How efficiency provides symmetrical gain that leads to commodification
The problem with focusing on efficiency is that it is a symmetrical gain. In other words, it’s open to everyone.
For example, let’s say your business strategy revolves around better and more widespread use of ChatGPT, Gemini, and Claude. But everyone has access to the same tools and the same approach.
As a result, you run and run, but your competitors will stay with you. You and all those who prioritize efficiency will be caught in a spiral of commodification. Your margins will decrease and the only winners will be the companies you pay to use the tokens.
Neglecting to harness these technologies for efficiency is an even worse proposition. But if your strategy comes down to efficiency, be prepared to fight in the commodities market.
How to make progress with an asymmetrical impact
You have to find a way to have an asymmetrical impact. This means that you must have or know something that your competitors cannot. Rather than thinking about competition, start focusing on disruption.

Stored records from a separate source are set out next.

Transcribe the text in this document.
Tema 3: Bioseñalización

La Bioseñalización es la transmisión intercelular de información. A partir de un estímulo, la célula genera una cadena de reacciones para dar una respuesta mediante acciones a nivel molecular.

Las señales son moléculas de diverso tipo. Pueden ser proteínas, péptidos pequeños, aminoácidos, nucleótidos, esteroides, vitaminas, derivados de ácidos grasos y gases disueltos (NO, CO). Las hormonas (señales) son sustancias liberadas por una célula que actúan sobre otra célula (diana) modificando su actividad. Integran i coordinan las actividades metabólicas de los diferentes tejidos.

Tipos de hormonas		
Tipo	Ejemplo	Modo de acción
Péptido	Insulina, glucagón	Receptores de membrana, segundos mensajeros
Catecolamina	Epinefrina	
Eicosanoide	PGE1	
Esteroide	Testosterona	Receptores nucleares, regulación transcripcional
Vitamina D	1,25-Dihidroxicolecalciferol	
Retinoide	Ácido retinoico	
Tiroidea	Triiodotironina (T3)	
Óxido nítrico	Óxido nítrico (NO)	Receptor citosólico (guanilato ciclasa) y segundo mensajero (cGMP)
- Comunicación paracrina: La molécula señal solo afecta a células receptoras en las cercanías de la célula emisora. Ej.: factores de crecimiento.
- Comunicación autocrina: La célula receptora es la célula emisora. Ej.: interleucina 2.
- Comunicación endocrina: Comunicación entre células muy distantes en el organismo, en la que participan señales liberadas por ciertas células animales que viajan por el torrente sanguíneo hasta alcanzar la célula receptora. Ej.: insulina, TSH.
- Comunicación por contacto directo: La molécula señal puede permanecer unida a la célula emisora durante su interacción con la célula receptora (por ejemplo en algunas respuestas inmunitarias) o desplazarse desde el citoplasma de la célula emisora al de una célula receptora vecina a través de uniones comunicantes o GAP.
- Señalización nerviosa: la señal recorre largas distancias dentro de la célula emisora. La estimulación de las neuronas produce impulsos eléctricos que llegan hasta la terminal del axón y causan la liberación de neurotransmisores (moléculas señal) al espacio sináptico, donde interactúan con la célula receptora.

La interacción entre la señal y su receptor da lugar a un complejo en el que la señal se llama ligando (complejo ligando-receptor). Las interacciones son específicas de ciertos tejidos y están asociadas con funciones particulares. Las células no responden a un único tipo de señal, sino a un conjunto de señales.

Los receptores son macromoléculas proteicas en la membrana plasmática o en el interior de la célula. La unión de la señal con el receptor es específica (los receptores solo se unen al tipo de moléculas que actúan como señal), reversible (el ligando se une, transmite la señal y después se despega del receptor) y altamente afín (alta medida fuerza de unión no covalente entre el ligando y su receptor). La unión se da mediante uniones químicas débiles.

Let’s say you’ve been selling widgets for 30 years. Instead of working to become the most effective widget seller, think about what will make widgets useless – and how you can make it happen.
How to reframe disruption in the context of loss aversion
Think of disruptions through the lens of loss aversion. Psychologically, people feel more pain from losing something than the joy of gaining it.
But I find it more useful to reverse the equation. As someone who regularly enjoys decluttering my life, I prefer to ask, “If I saw this in a thrift store, would I buy it?” Instead of asking if I want to keep it, I ask if I would want to acquire it in the first place.
What to ask to maximize disruption and impact
More frequently, we need to ask ourselves: If I considered starting this business from scratch today, would I do it? Assuming the answer is “yes”, the next question is: how could I do it, and what do new technologies allow me to do that I couldn’t do back then?
We should focus less on running the business more efficiently and more on scaling it like a startup would. Because if you don’t do it, someone else will.
The questions that define the next phase of marketing growth
These are the tough questions every business needs to ask themselves right now. Those who focus only on efficiency will end up running like the Red Queen and achieving nothing. Those who ask and answer these more difficult questions about disruption will put themselves on a path to asymmetric evolution and impact.